I have always wondered why people cry or feel depressed. Always thought that there is nothing in this world that would ever be able to bring me to that state. I guess I was wrong. As you grow older, you start to understand the way the world works. For starters, the world doesn't revolve around you. Now I know it sounds harsh to hear this. People act as if they know what this means but they don't. Listening and comprehending it are two completely different things. This is something I realized a bit too late. This is my experience.
When I was younger, my grandfather always scolded me for being on my phone all the time and I used to hate him for this. I used to be the kind of person who prefers to stay indoors over going out and exploring the world. I never understood why he was always behind me. I blamed it on the age difference and to some extent, this helped come to my understanding. The thing is, he wasn't scolding me, he was giving me a life lesson. The thing with the older generation is that everything they say has a deeper meaning behind it, it just takes us a while to find it. He wanted me to realize that I was losing out on the world. My grandfather passed away in August 2020. Why do I always learn the lesson after it's been too long? I didn't realize how ignorant I had become. I didn't realize that I had limited time left with him. I lost him within a matter of seconds, didn't even get to say goodbye but I guess that's how life goes. You don't know the value of something until you lose it.

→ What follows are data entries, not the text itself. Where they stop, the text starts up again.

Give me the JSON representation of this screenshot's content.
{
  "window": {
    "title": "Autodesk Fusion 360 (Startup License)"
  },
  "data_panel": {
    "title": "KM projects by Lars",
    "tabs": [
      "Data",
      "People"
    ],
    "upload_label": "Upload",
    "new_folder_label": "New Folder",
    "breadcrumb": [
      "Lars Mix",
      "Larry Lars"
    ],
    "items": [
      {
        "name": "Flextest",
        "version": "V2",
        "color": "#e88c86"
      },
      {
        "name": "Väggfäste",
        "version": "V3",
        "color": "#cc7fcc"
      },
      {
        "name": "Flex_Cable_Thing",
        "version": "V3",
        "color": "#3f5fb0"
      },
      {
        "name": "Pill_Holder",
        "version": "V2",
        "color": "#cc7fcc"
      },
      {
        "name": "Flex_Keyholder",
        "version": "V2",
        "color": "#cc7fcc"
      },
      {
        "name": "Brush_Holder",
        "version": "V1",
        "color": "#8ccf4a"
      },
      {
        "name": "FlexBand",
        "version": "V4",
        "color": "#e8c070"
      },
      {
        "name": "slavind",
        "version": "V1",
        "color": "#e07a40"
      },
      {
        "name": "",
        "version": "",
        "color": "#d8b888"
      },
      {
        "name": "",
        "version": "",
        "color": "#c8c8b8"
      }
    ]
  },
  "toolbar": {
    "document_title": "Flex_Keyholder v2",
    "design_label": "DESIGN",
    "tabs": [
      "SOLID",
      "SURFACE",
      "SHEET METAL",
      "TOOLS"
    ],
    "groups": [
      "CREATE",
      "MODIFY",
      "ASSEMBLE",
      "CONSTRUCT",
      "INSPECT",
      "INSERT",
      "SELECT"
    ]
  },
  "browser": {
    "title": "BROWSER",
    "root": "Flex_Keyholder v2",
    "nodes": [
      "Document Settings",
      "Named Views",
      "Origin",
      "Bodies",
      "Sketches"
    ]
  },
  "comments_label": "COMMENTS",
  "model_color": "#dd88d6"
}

It's actually a conflict between the two generations. On one hand, they have some really great ideas due to their experiences, on another hand, they don't know everything. The problem is that both sides believe they are right, and this results in disagreements and disowning. Nobody is ready to accept the fact that they are wrong. I've always been told that since I'm a child, I am supposed to be wrong. I call bullshit on that, partially. The thing is that I agree that I could be wrong in certain situations but it has nothing to do with my age. Why should I just accept the fact that just because they are older, they are right? This just doesn't make sense. People do and say a lot of things when they are angry, this doesn't mean we should stay quiet about it. Now here is where my understanding comes in. I realized that every time I had a domestic issue at home, I used to lash out in anger. After some quiet thinking and reflecting, I understood that this wasn't the way. The more I speak, the more the person in front of me would want to speak. This is just how people are, they need to show their power, no matter the consequences. Just the other day I had another issue at home where I was told that I was not wanted. My parents didn't want me as a son. I'll admit, it hurt like hell, but I didn't say anything. I knew that it wasn't worth it and that my words would be falling over deaf ears. I don't really have the strength to argue with anyone anymore so I just give up. It seems to be the easiest way out. I feel as if I have lost my parents and honestly I believe that I'm better off alone because I just can't tolerate the same thing every day. It just gets tiresome. Many renowned psychologists have claimed that talking to our parents is the best course of action, but what should I do when I'm just not wanted? Who do I speak to then? It really makes one question who he really is.
We don't know who we really are. It may take days or years to figure this out. No matter how many perfect plans we may have, in the end, we still wouldn't know what fills the empty void inside us. This is the type of thing that keeps me awake at night. I just can't sleep anymore. I just end up dreaming of situations where I have achieved everything I ever wanted, or so I think. The common trend that I noticed behind these dreams is that I end up happy. In every one of those situations, I am happy. I guess that's what the end goal is supposed to be, to be happy. To break the cycle that we follow mindlessly every day. That cycle has become so painful that I have forgotten how to enjoy life. It's sad that my life has come to this and I am almost positive that I'm not alone in this. Somewhere out there, there is someone just like me going through the same painful cycle everyday, losing the meaning and will to live. It's funny, people consider depression to be the new cool trend, and its edgy look masks the people who are actually suffering. Who are these people? Socialites? Probably. We may never know how it actually got to this stage, and I guess it doesn't really even matter anymore.
The people who were suffering, are still suffering. The people who were lost, are still lost.